Oral glucagon-like peptide-1 receptor agonist options for obesity continue to expand, but dose-specific data remain limited across patient populations. A study published in Diabetes, Obesity and Metabolism used population pharmacokinetic and exposure-response modelling to estimate the efficacy and safety of once-daily oral Semaglutide 25 mg in individuals with overweight or obesity, with and without type 2 diabetes mellitus (T2DM).
Oral semaglutide 25 mg was approved for obesity treatment based on historical semaglutide data and findings from the OASIS program.
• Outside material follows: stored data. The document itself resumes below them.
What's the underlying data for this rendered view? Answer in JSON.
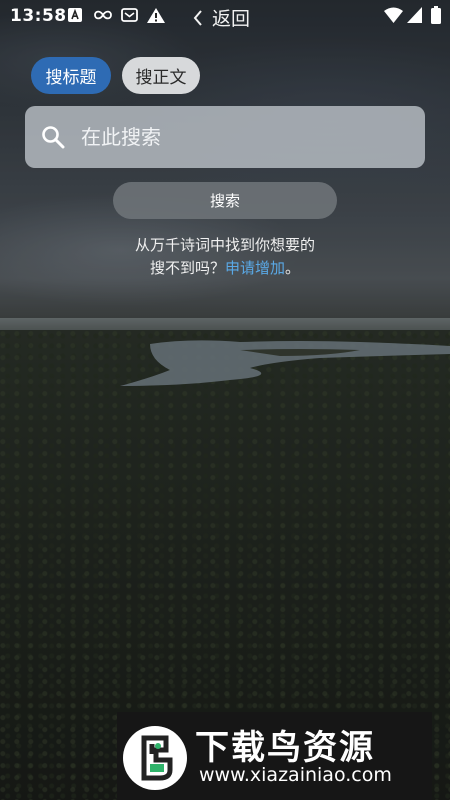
{
  "status_bar": {
    "time": "13:58",
    "icons": [
      "a-badge-icon",
      "infinity-icon",
      "message-icon",
      "warning-icon",
      "wifi-icon",
      "signal-icon",
      "battery-icon"
    ]
  },
  "header": {
    "back_label": "返回"
  },
  "tabs": [
    {
      "label": "搜标题",
      "selected": true
    },
    {
      "label": "搜正文",
      "selected": false
    }
  ],
  "search": {
    "placeholder": "在此搜索",
    "value": "",
    "button_label": "搜索"
  },
  "hint": {
    "line1": "从万千诗词中找到你想要的",
    "line2_prefix": "搜不到吗？",
    "line2_link": "申请增加",
    "line2_suffix": "。"
  },
  "watermark": {
    "title": "下载鸟资源",
    "url": "www.xiazainiao.com"
  },
  "colors": {
    "tab_selected": "#2e6bb4",
    "tab_unselected": "#d7d9db",
    "link": "#5aa9e6"
  }
}
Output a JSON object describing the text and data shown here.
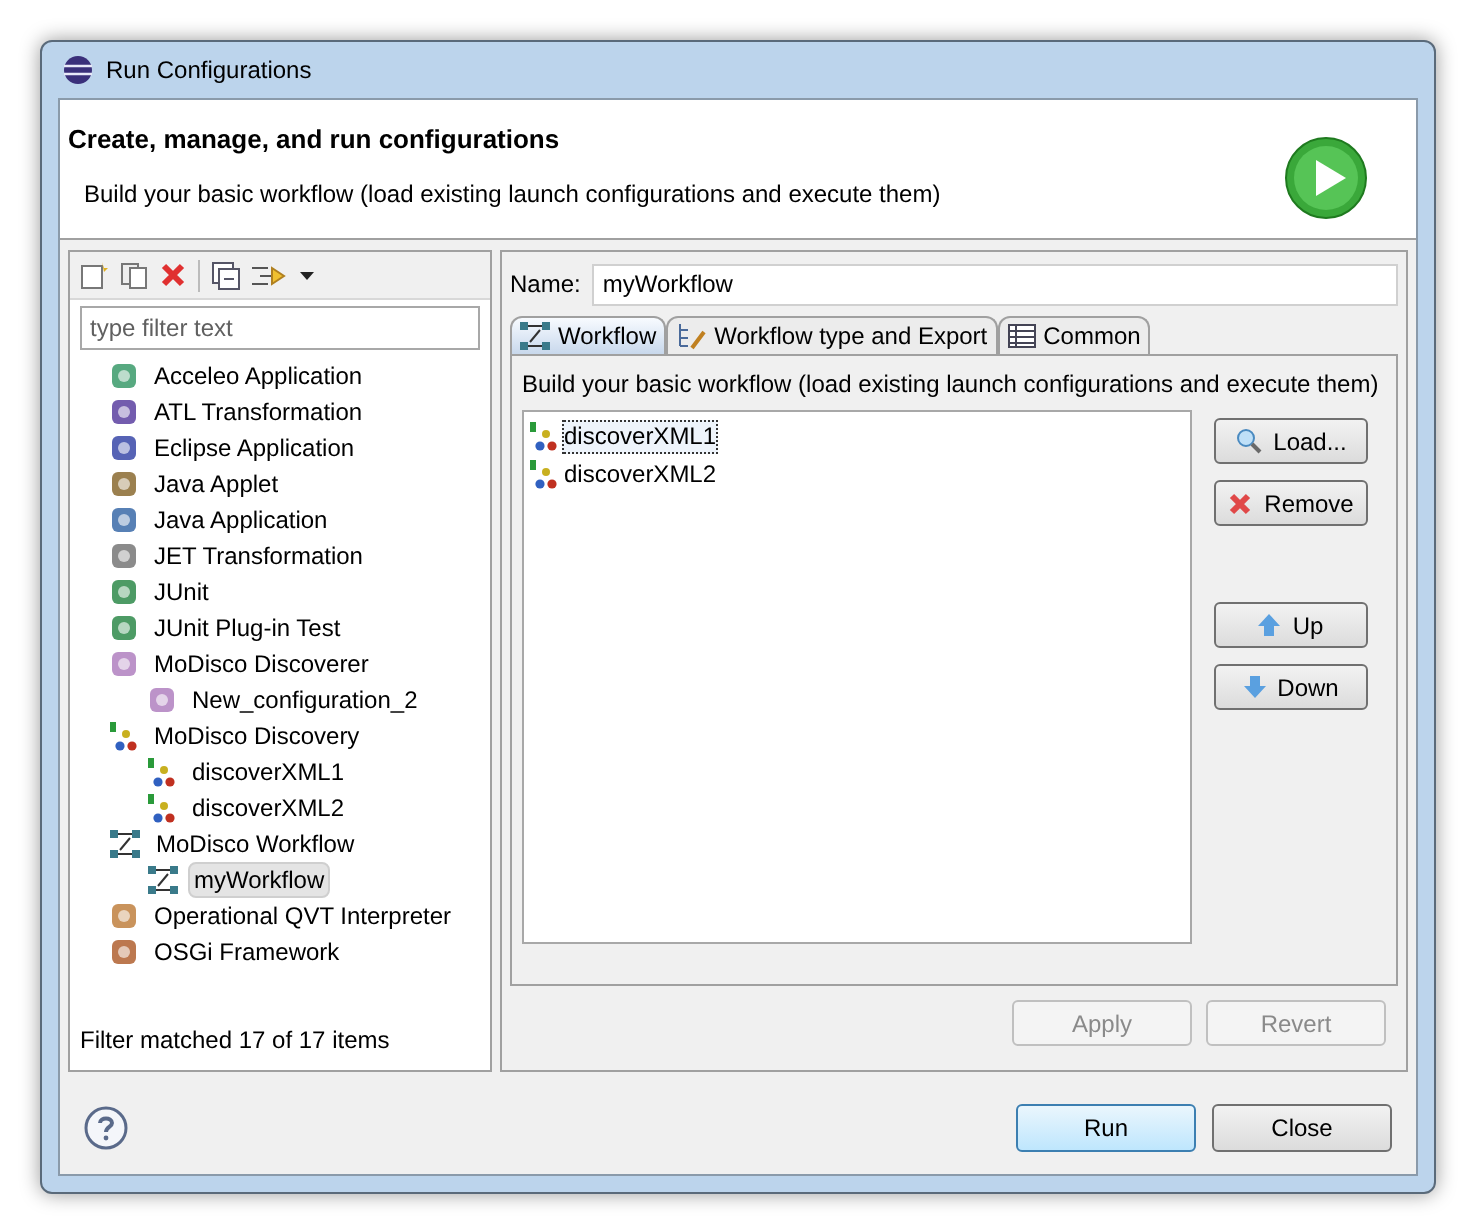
{
  "window": {
    "title": "Run Configurations"
  },
  "header": {
    "title": "Create, manage, and run configurations",
    "subtitle": "Build your basic workflow (load existing launch configurations and execute them)"
  },
  "filter": {
    "placeholder": "type filter text"
  },
  "tree": [
    {
      "label": "Acceleo Application",
      "selected": false
    },
    {
      "label": "ATL Transformation",
      "selected": false
    },
    {
      "label": "Eclipse Application",
      "selected": false
    },
    {
      "label": "Java Applet",
      "selected": false
    },
    {
      "label": "Java Application",
      "selected": false
    },
    {
      "label": "JET Transformation",
      "selected": false
    },
    {
      "label": "JUnit",
      "selected": false
    },
    {
      "label": "JUnit Plug-in Test",
      "selected": false
    },
    {
      "label": "MoDisco Discoverer",
      "selected": false,
      "children": [
        {
          "label": "New_configuration_2",
          "selected": false
        }
      ]
    },
    {
      "label": "MoDisco Discovery",
      "selected": false,
      "children": [
        {
          "label": "discoverXML1",
          "selected": false
        },
        {
          "label": "discoverXML2",
          "selected": false
        }
      ]
    },
    {
      "label": "MoDisco Workflow",
      "selected": false,
      "children": [
        {
          "label": "myWorkflow",
          "selected": true
        }
      ]
    },
    {
      "label": "Operational QVT Interpreter",
      "selected": false
    },
    {
      "label": "OSGi Framework",
      "selected": false
    }
  ],
  "status": "Filter matched 17 of 17 items",
  "name_field": {
    "label": "Name:",
    "value": "myWorkflow"
  },
  "tabs": [
    {
      "label": "Workflow",
      "selected": true
    },
    {
      "label": "Workflow type and Export",
      "selected": false
    },
    {
      "label": "Common",
      "selected": false
    }
  ],
  "description": "Build your basic workflow (load existing launch configurations and execute them)",
  "workflow_items": [
    {
      "label": "discoverXML1",
      "selected": true
    },
    {
      "label": "discoverXML2",
      "selected": false
    }
  ],
  "side_buttons": [
    {
      "label": "Load...",
      "kind": "load"
    },
    {
      "label": "Remove",
      "kind": "remove"
    },
    {
      "label": "Up",
      "kind": "up"
    },
    {
      "label": "Down",
      "kind": "down"
    }
  ],
  "form_buttons": [
    {
      "label": "Apply",
      "disabled": true
    },
    {
      "label": "Revert",
      "disabled": true
    }
  ],
  "dialog_buttons": [
    {
      "label": "Run",
      "default": true
    },
    {
      "label": "Close",
      "default": false
    }
  ]
}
Two virtual studies were conducted: a modelled Phase 2 trial to evaluate efficacy across oral semaglutide dose levels, and a modelled Phase 3 trial to assess efficacy in a population with overweight or obesity and T2DM.
Among participants treated with oral semaglutide 25 mg in OASIS 4, 82.2% achieved exposure levels within the same range observed with once-weekly subcutaneous semaglutide 2.4 mg in STEP 1.
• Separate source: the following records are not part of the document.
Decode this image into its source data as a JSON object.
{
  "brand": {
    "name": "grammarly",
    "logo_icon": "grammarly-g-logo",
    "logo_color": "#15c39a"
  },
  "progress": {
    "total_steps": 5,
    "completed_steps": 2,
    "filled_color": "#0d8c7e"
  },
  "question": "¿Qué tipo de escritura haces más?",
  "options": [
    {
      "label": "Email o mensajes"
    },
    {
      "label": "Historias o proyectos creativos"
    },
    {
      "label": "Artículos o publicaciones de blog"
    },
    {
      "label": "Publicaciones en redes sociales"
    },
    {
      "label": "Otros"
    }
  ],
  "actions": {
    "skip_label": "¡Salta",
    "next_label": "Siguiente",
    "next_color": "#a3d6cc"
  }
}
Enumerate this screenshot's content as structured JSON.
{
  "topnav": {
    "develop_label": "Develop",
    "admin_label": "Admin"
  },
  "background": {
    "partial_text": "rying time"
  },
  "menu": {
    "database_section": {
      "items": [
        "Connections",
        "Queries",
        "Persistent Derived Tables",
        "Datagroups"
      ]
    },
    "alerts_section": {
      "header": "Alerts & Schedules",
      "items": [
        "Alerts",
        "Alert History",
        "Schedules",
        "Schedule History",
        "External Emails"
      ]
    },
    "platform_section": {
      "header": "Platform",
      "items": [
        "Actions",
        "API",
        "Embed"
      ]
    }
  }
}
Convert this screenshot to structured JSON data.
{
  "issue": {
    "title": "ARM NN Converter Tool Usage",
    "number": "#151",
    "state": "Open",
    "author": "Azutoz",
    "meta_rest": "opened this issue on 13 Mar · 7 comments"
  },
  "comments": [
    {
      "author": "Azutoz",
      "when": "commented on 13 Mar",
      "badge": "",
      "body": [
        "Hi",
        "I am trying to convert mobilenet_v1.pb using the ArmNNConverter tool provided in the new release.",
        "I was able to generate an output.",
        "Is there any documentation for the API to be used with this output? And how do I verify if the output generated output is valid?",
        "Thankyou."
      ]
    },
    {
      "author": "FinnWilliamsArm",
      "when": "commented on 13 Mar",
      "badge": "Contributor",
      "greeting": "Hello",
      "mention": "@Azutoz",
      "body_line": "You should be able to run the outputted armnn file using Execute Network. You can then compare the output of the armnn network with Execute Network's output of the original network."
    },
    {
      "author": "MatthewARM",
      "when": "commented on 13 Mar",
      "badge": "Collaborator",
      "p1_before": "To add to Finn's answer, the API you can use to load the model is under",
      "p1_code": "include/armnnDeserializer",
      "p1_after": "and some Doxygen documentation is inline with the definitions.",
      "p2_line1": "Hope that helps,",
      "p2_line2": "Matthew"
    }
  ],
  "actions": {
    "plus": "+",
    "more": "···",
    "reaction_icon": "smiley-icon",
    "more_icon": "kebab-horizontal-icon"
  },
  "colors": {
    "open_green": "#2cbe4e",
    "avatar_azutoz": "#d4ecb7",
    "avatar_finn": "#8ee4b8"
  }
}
In the simulated analyses, oral semaglutide 25 mg produced significantly greater weight reduction than placebo. Estimated weight loss in participants with overweight or obesity and T2DM was 9.4% using the trial product estimand and 7.8% using the treatment policy estimand. In participants with overweight or obesity without T2DM, corresponding reductions were 16.3% and 14.7%.
These findings suggest oral semaglutide 25 mg may provide exposure and weight-loss efficacy comparable to subcutaneous semaglutide 2.4 mg in people with overweight or obesity, regardless of T2DM status.